The work that could be done through the grant would be another step toward discovering and documenting the history of the site, she said.
Future archeological surveys would include an area where researchers have located what is believed to be a longhouse or stockade, she said.
"We expect to find structures there," she said.
No time schedule has been set for that work, which would likely include ground penetrating radar, she said.
County's cost: The county is expected to fund its $100,000 match for the grant through its $369,000 share of the impact fee from natural gas drilling in the state's Marcellus Shale.
The money is paid to the state by drillers and must be used for certain purposes, with park-related work being one acceptable use.
County Administrator and Chief Clerk Chuck Noll said about $67,000 remains in the fund.
President Commissioner Steve Chronister said the $100,000 is a small price to be able to start using the park, which is part of a larger recreation area in the township.
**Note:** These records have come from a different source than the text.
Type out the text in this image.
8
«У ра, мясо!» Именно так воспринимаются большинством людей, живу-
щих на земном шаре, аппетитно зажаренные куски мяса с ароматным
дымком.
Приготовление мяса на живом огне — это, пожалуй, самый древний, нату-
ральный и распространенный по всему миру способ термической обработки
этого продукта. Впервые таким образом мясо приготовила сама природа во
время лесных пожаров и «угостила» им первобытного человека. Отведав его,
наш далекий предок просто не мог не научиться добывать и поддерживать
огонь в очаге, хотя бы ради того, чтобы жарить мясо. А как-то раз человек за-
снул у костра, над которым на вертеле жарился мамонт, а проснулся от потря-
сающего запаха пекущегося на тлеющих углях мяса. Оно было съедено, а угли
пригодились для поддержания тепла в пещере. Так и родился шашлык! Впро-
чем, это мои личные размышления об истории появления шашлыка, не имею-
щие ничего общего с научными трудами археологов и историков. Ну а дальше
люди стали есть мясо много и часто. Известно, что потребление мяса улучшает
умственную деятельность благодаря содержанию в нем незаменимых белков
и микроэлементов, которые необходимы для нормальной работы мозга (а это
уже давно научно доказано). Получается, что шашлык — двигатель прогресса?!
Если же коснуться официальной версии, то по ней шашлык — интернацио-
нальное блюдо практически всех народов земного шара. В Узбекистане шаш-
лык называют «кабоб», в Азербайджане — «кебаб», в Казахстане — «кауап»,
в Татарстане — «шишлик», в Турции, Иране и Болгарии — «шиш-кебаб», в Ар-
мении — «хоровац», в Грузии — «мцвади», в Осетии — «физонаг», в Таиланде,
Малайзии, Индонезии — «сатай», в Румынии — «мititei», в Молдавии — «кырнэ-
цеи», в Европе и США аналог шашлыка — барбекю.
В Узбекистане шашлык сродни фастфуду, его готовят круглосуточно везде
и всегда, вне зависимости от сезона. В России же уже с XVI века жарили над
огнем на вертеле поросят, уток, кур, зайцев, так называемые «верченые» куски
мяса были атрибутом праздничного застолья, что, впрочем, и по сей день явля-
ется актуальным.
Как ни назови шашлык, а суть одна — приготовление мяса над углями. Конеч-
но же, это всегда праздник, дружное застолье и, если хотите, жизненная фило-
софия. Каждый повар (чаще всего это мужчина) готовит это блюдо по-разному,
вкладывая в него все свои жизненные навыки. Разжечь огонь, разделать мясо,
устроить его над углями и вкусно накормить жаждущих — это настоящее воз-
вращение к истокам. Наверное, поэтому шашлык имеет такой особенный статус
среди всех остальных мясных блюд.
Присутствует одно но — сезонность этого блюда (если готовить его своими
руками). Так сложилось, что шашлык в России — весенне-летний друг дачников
In December 2011, the county approved spending $98,875 for a master site plan for the Susquehanna Heritage Park, including Native Lands, Highpoint Scenic Vista and Recreation Area, Klines Run Park, Wilton Meadows Nature Preserve, Upper Leibhart Archaeological Preserve, and Zimmerman Center for Heritage.
Public comment on proposed uses of the park were part of that study.
Klunk said the that information, which will show what kinds of amenities the public wants on each site, is still being compiled and could be finished in about six weeks.